Determining the fate of the patient from the day of the moon upon which his illness was incurred enters also into certain spheres of life and death which were much employed in the early middle ages. But in these the number of the day of the moon is combined with a second number obtained by a numerical evaluation of the letters forming the patient’s name. This method came down from the ancient Greek-speaking world, as in a “Sphere of Democritus, prognostic of life and death” found in a Leyden papyrus,[2754] while the very similar Sphere of Petosiris, the mythical Egyptian astrologer, is variously dated by W. Kroll from the second century before Christ, by E. Riess from the first century before Christ, and by F. Boll in the first century of our era.[2755] The so-called “Sphere” is really only a wheel of fortune, circle, or other plane figure divided into compartments where different numbers are grouped under such headings as “Life” and “Death.” Having calculated the value of a person’s name by adding together the Greek numerals represented by its component letters, and having further added in the day of the moon, one divides the sum by some given divisor and looks for the quotient in the compartments. This method of divination was also employed in regard to fugitive slaves and the outcome of gladiatorial combats.[2756]

Medieval Latin versions.

In the medieval Latin versions of these Spheres of life and death the numerical value of the Greek letters was naturally usually lost and arbitrary numerical equivalents were assigned to the Roman letters or some other method of calculation was substituted.

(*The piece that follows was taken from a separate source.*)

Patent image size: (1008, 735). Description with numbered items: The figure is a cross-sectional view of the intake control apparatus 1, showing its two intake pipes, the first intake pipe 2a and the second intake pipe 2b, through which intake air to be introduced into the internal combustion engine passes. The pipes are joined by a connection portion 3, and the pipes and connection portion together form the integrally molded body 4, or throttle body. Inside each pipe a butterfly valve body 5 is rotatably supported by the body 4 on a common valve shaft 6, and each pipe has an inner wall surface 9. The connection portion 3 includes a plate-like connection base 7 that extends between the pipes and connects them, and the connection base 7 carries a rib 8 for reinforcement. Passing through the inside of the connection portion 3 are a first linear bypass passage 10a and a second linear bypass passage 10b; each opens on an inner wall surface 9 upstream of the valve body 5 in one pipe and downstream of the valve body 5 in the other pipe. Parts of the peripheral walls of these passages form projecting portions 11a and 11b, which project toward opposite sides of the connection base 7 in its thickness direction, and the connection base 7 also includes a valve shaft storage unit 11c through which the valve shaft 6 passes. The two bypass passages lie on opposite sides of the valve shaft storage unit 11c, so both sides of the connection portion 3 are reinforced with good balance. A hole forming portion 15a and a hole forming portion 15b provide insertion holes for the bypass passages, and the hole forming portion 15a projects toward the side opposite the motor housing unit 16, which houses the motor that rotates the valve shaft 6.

The Sphere of Petosiris was perpetuated in the form of a letter by him to Nechepso, king of Egypt.[2757] But more common than this in manuscripts of the ninth, tenth, and eleventh centuries was the Sphere of life and death of Apuleius or Pythagoras or both[2758] which replaced that of Democritus. Like it, it consisted of the numbers from one to thirty arranged in six compartments, three above a line each containing six numbers, and three below the line having four each. John of Salisbury, in the twelfth century, presumably refers to it when he speaks of divination or lot-casting “by inspection of the so-called Pythagorean table”;[2759] and it continues to be found with great frequency in the manuscripts of subsequent centuries.[2760] It is not to be confused, however, with the Prenostica Pitagorice, a more elaborate, although somewhat similar, method of divination by means of geomantic tables, of which we shall treat later in the chapter on Bernard Silvester. A Sphere ascribed to St. Donatus in a twelfth century manuscript includes instructions how to determine the sign of the zodiac under which a person was born by computing the difference between his name and his mother’s name. If this amounts to four letters, he was born under the fourth sign, and so on.[2761]

Survival of such methods in medical practice of about 1400.

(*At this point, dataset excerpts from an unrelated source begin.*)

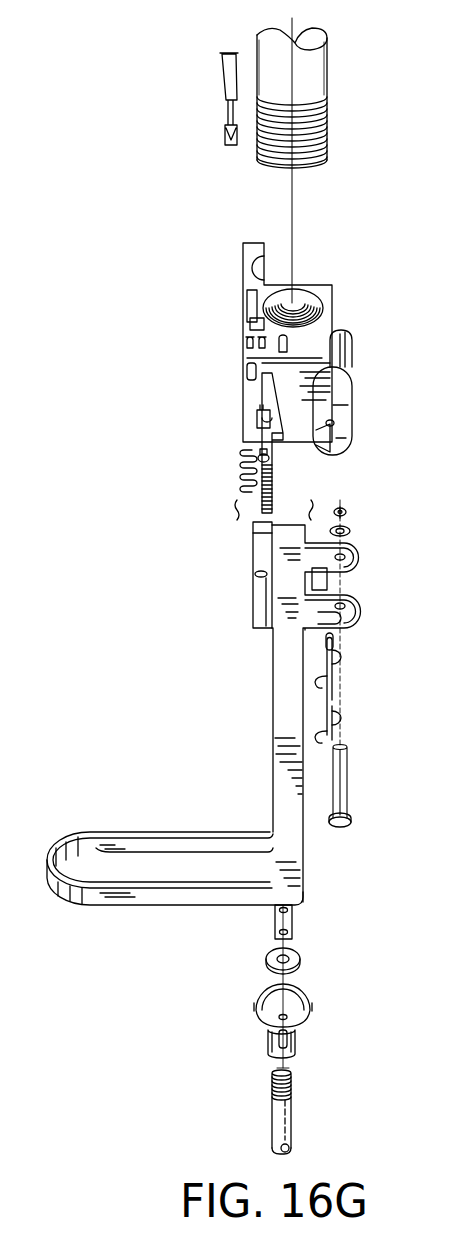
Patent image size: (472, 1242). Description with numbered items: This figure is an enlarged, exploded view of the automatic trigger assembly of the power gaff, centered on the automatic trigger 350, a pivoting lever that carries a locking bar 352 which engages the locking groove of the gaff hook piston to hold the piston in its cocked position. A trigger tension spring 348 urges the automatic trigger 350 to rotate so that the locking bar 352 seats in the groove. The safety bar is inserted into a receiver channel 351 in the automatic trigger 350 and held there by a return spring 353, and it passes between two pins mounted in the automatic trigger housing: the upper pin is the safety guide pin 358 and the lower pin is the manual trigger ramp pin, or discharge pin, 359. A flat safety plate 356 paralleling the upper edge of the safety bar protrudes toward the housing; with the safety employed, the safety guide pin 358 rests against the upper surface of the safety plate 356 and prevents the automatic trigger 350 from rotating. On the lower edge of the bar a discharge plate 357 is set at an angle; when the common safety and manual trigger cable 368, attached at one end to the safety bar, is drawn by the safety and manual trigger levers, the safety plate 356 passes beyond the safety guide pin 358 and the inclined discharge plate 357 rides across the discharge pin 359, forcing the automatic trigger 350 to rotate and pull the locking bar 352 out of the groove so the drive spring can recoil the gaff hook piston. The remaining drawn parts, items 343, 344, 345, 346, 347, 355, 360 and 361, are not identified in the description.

The safety and manual trigger cable 368 is at (222, 83).
The retaining pin 361 is at (243, 308).
The clamp block assembly 360 is at (285, 378).
The safety guide pin 358 is at (288, 342).
The manual trigger ramp pin 359 is at (247, 373).
The discharge plate 357 is at (300, 425).
The safety plate 356 is at (245, 410).
The return spring 353 is at (243, 471).
The nut 355 is at (270, 460).
The receiver channel 351 is at (253, 553).
The locking bar 352 is at (322, 587).
The trigger tension spring 348 is at (335, 693).
The automatic trigger 350 is at (180, 832).
The coupling block 347 is at (275, 922).
The inner dome 346 is at (258, 1003).
The dome cap 344 is at (293, 988).
The collar 345 is at (288, 1018).
The threaded sleeve 343 is at (292, 1083).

The survival of such superstitious methods of divination into the later middle ages is attested not only by the frequent recurrence of the Sphere of Apuleius and the divinations from the kalends of January in manuscripts of the later centuries, but by the medical notebook, written in middle English, of John Crophill, who practiced medicine in Suffolk under Henry IV.[2762] Besides a record of his patients and the sums of money due from them, rules of dieting and blood-letting for the twelve months of the year, and his “more regular and masterly observations upon Urin,” his notes include a treatise on astrological medicine which, in the sarcastic language of the old catalogue of the Harleian Manuscripts, concludes “with a masterpiece of art, namely, a tretys or chapter of ‘Calculation to know what thou wilt,’ and this by observation of persons’ names.” The notebook also contains “Oracular Answers prepared beforehand by this great Doctor for those of both Sexes who shall come to consult him in the momentous affair of Matrimony; according to the several Months of the year wherein they should apply themselves.” Further contents are an incantation in Latin for women in child-birth, and “The names of the 12 signs with such marks as shew that this John Crophill was a dabbler in Geomancy.”